Have you seen Andrei Zvyagintsev’s new  film “Leviathan”? The film is set in Russia’s desolate north. The main character, Nikolai, is a soulful car mechanic who lives in a wooden house by the Barents Sea with his frustrated wife and a depressed teenage son from an earlier marriage.

His house and land are being taken from him by the state, represented here by a drunken and corrupt mayor who is closely advised by an Orthodox priest. Nikolai’s friend, a lawyer, travels from Moscow to help him fight the mayor. But that only leads to more disasters.

In the end, Nikolai loses his wife, his freedom and his house, which, in a final twist, is bulldozed to make space for a new church that is inaugurated by the mayor and the priest, who preaches about patriotism and love for the Russian state…

As the Economist points out, “Leviathan” may not break new artistic ground, but it has a lot to say about life in Russia.

Rarely has an art film evoked such fierce debate.

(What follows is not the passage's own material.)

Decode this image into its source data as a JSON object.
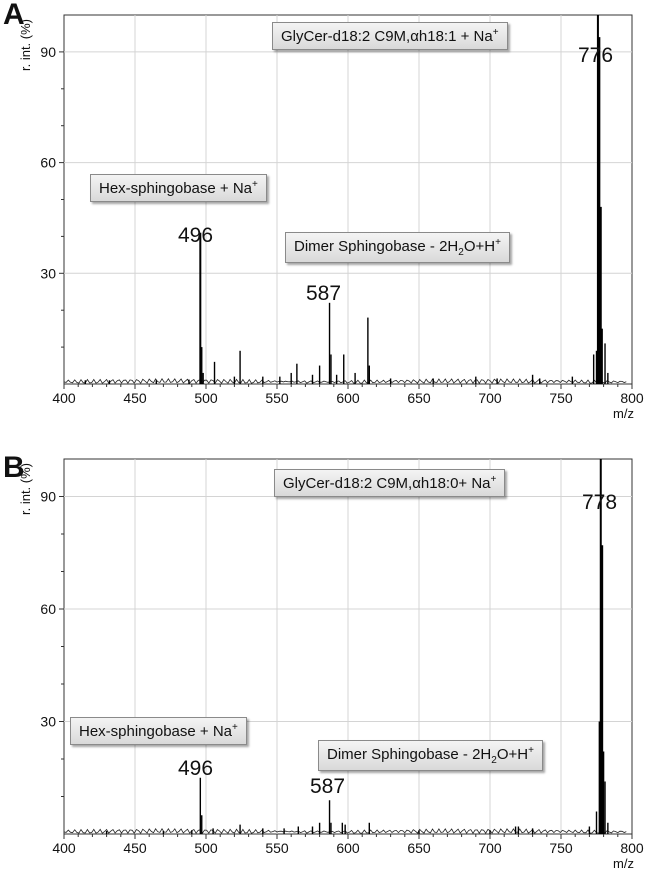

It has been denigrated as heresy and slander by supporters of the state and the church, and praised by liberals who recognise its truths.

As noted by the Economist, a few days before the film was released in Russia, Kirill, the patriarch of the Orthodox church, took to the floor of the Duma (the lower house of the Federal Assembly of Russia). He praised the Soviet era for breeding “solidarity” in people and lashed out at the depravity of the West.

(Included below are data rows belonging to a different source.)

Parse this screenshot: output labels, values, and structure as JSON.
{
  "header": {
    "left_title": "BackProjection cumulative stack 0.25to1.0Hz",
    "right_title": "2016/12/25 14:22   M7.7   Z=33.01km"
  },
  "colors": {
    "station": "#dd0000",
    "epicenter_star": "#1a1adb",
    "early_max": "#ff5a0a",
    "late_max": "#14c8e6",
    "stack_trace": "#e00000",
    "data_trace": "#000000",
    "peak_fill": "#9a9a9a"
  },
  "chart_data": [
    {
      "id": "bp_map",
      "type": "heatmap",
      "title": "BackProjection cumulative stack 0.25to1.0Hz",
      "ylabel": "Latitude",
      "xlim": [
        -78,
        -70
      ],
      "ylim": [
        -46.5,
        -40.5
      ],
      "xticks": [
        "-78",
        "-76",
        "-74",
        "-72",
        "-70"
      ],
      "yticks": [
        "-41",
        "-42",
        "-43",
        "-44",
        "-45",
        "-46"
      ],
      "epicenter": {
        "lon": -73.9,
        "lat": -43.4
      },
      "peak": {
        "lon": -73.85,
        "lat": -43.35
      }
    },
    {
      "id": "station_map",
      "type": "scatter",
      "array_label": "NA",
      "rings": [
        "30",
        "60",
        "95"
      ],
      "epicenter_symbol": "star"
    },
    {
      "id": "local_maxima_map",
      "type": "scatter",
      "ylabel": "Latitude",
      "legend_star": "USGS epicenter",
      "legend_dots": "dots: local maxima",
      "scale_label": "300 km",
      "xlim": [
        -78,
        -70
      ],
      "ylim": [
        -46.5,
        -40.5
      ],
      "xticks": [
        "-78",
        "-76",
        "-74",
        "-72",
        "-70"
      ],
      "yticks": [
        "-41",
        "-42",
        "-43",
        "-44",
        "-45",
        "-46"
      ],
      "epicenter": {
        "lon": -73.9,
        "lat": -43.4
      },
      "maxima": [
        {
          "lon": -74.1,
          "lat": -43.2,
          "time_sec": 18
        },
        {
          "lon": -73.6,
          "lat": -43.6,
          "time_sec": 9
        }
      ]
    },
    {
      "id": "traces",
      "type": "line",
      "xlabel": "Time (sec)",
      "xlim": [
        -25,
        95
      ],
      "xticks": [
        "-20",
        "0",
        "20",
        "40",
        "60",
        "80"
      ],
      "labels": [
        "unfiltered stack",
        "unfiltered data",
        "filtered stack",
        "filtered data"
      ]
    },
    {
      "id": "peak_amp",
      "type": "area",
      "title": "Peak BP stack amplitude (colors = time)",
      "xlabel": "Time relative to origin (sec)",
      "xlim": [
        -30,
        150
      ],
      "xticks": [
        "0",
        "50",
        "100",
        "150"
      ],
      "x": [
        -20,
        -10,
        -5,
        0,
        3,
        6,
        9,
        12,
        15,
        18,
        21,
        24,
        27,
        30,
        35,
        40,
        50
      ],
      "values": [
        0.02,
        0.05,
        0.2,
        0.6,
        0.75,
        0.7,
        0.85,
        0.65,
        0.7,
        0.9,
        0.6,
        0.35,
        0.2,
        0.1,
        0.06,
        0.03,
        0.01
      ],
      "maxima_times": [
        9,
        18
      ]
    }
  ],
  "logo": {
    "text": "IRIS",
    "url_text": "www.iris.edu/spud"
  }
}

Zvyagintsev however clearly intended this film as a parable for modern human-kind, not just Russians. This movie is about the corruption and collusion of elites everywhere to exploit and abuse “the little people”.

As Frank Vogl points out in his book “Waging War on Corruption: Inside the Movement Fighting the Abuse of Power”, “Corruption is not a single event, but a continuum, perpetrated day in and day out against citizens by crooked politicians and civil servants who enjoy the position of power… Corruption is a political, social, and economic issue of global proportions. Today, as never before, it is a major cause of the global crises of poverty, human rights, justice, and security. It impacts us all….”

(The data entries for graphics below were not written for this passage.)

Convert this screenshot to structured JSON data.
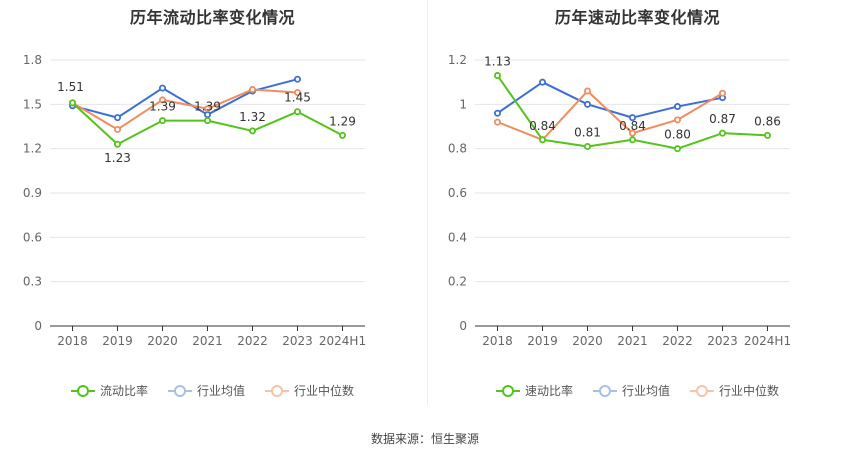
{
  "footer": {
    "source": "数据来源：恒生聚源"
  },
  "chart_data": [
    {
      "type": "line",
      "title": "历年流动比率变化情况",
      "categories": [
        "2018",
        "2019",
        "2020",
        "2021",
        "2022",
        "2023",
        "2024H1"
      ],
      "y_ticks": [
        "0",
        "0.3",
        "0.6",
        "0.9",
        "1.2",
        "1.5",
        "1.8"
      ],
      "ylim": [
        0,
        1.8
      ],
      "grid": true,
      "legend_position": "bottom",
      "series": [
        {
          "name": "流动比率",
          "color": "#52c41a",
          "values": [
            1.51,
            1.23,
            1.39,
            1.39,
            1.32,
            1.45,
            1.29
          ],
          "labels": [
            "1.51",
            "1.23",
            "1.39",
            "1.39",
            "1.32",
            "1.45",
            "1.29"
          ]
        },
        {
          "name": "行业均值",
          "color": "#3a6fd8",
          "values": [
            1.49,
            1.41,
            1.61,
            1.43,
            1.59,
            1.67,
            null
          ]
        },
        {
          "name": "行业中位数",
          "color": "#f28c5c",
          "values": [
            1.51,
            1.33,
            1.53,
            1.47,
            1.6,
            1.58,
            null
          ]
        }
      ]
    },
    {
      "type": "line",
      "title": "历年速动比率变化情况",
      "categories": [
        "2018",
        "2019",
        "2020",
        "2021",
        "2022",
        "2023",
        "2024H1"
      ],
      "y_ticks": [
        "0",
        "0.2",
        "0.4",
        "0.6",
        "0.8",
        "1",
        "1.2"
      ],
      "ylim": [
        0,
        1.2
      ],
      "grid": true,
      "legend_position": "bottom",
      "series": [
        {
          "name": "速动比率",
          "color": "#52c41a",
          "values": [
            1.13,
            0.84,
            0.81,
            0.84,
            0.8,
            0.87,
            0.86
          ],
          "labels": [
            "1.13",
            "0.84",
            "0.81",
            "0.84",
            "0.80",
            "0.87",
            "0.86"
          ]
        },
        {
          "name": "行业均值",
          "color": "#3a6fd8",
          "values": [
            0.96,
            1.1,
            1.0,
            0.94,
            0.99,
            1.03,
            null
          ]
        },
        {
          "name": "行业中位数",
          "color": "#f28c5c",
          "values": [
            0.92,
            0.84,
            1.06,
            0.87,
            0.93,
            1.05,
            null
          ]
        }
      ]
    }
  ]
}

While many live in denial, like the proverbial ostrich, or think that corruption is “just a way of life”, every society, sector and individual would benefit from saying “NO” to this crime. We all can:

  • Raise awareness
  • Engage the youth about what ethical behavior is and what corruption is.
  • Report incidents of corruption
  • Refuse to participate in any activities that are not legal and transparent



11 thoughts on “Corruption, human rights and social justice

  1. Re says:

    I am with you in this fight against corruption. 🙂

  2. feralc4t says:

    Greed and power, addictive and poisonous in the end..

  3. katelon says:

    Great post and true…it is all over the world, not just in Russia. The US has some of the worst corruption. This is the work my friend, John Ross, and I are doing on a daily basis, doing sessions at the energetic level to shut down the dark ruling elite, bring forth a full surrender and transfer of power to the light. He writes about it on his blog, and I write it on my blog. I don’t feel it will be much longer until humanity and this planet is free and can move forward in truth with all in service to humanity, the light and good.

  4. gwennonr says:

    What if God is the only source of lasting goodness and apart from Him we cannot be consistently good?

    • Otrazhenie says:

      In my view, no matter ‘what if’ or ‘what if not’, it is up to each of us to strive for goodness. No one elso can do this for us.

      • gwennonr says:

        I agree with you that we each individually have a responsibility to work to improve things. (And I believe that we will all give an account to our Creator for how we conducted our lives here.) My point is, in a sick-sick fallen world (assuming that the Bible is true) that corruption, and especially corruption on a large scale, is a given. We shouldn’t be surprised by it. We should do what we can to counteract it on every level. But ultimately, apart from God’s divine intervention, all our efforts to right the world are doomed to fail. Evil is bigger than we are. That is not to say that we should give up. Rather, in the face of failure and discouragement that greet our best efforts, we can rest assured that God is big enough to right all the wrongs in the world, and someday He will. While we work to improve things, we need to remember that no matter how things turn out here and now, our hope must be in God, and not in the things we want to try to control.

        Thank you for responding to my comment.

        And thank you for your encouragement to me when my blog was new.

        May God bless you on every level!